Whereas it was expected to be managing £13bn worth of spend on behalf of all 17 departments by now, it is in fact only managing £2.5bn of spend on behalf of seven departments.
And now a new target has been set for all departments to fully centralise common spending with the CCS by 2020.
The report said it had experienced severe difficulties in the programme to transfer procurement from departments and was yet to make the business case for how it would add value to departments.
And the service was accused of consistently overpromising what it could achieve to customers, weak communication and poor implementation of transition, often caused by poor governance and control.
Giving evidence to the PAC, Malcolm Harrison, chief executive of the CCS, admitted many of its problems had been caused by rushed spend aggregation.
Meanwhile, the Cabinet Office (CO) came under fire for failing to see the issues with the CCS’s performance early enough and acting “three to six months too slowly”.

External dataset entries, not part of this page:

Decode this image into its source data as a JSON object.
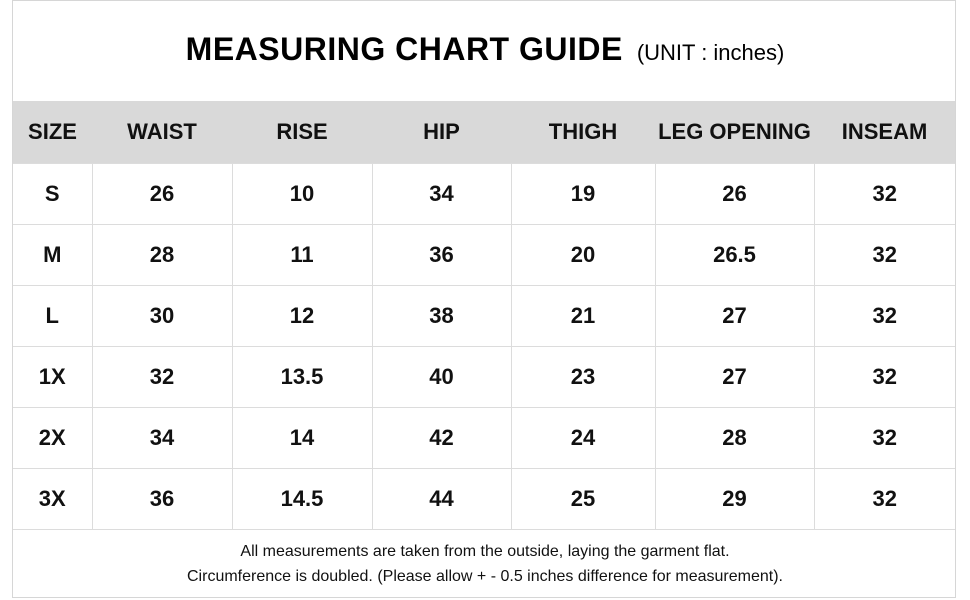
{
  "title": "MEASURING CHART GUIDE",
  "unit_label": "(UNIT : inches)",
  "table": {
    "headers": [
      "SIZE",
      "WAIST",
      "RISE",
      "HIP",
      "THIGH",
      "LEG OPENING",
      "INSEAM"
    ],
    "rows": [
      [
        "S",
        "26",
        "10",
        "34",
        "19",
        "26",
        "32"
      ],
      [
        "M",
        "28",
        "11",
        "36",
        "20",
        "26.5",
        "32"
      ],
      [
        "L",
        "30",
        "12",
        "38",
        "21",
        "27",
        "32"
      ],
      [
        "1X",
        "32",
        "13.5",
        "40",
        "23",
        "27",
        "32"
      ],
      [
        "2X",
        "34",
        "14",
        "42",
        "24",
        "28",
        "32"
      ],
      [
        "3X",
        "36",
        "14.5",
        "44",
        "25",
        "29",
        "32"
      ]
    ]
  },
  "notes": [
    "All measurements are taken from the outside, laying the garment flat.",
    "Circumference is doubled. (Please allow + - 0.5 inches difference for measurement)."
  ]
}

One of the committee’s recommendations was that the CO should identify the factors that have caused its previous programmes to centralise services to fail and improve tracking of progress in the future.
However, while the CCS admitted its original targets had been overly ambitious it still believes that it can generate savings of 10% on average on all spend on common goods and services.
And the report said departments must understand the savings that can be achieved from centrally purchasing common goods and services and transfer appropriate spending to CCS as soon as possible.
The CO and CCS have been ordered to report back to the committee by October 2017 on the plans they have agreed with individual departments to fully centralise spending on common goods and services 2020.
According to the report the service lacked detailed plans from the beginning on how it would collaborate with departments and thus failed to gain their confidence.
One of the reasons for this poor performance was lack of a robust management information system to assess service delivery.
“CCS has recently started to invest in new systems to improve its data quality, which it believes will resolve some of the issues,” said the report.
While the report recommended the service publish key performance indicators it said that its management of procurement frameworks remains unsatisfactory.
“CCS has been unable to demonstrate its frameworks are the best in the market and there are signs that it does not manage the frameworks well,” said the report.
“CCS does not benchmark the prices it achieves on its contracts, so it cannot tell whether the end users achieve the best prices.”
In several cases, it continued to use expired frameworks, which contravene public procurement law and exposes the government to potential legal challenges.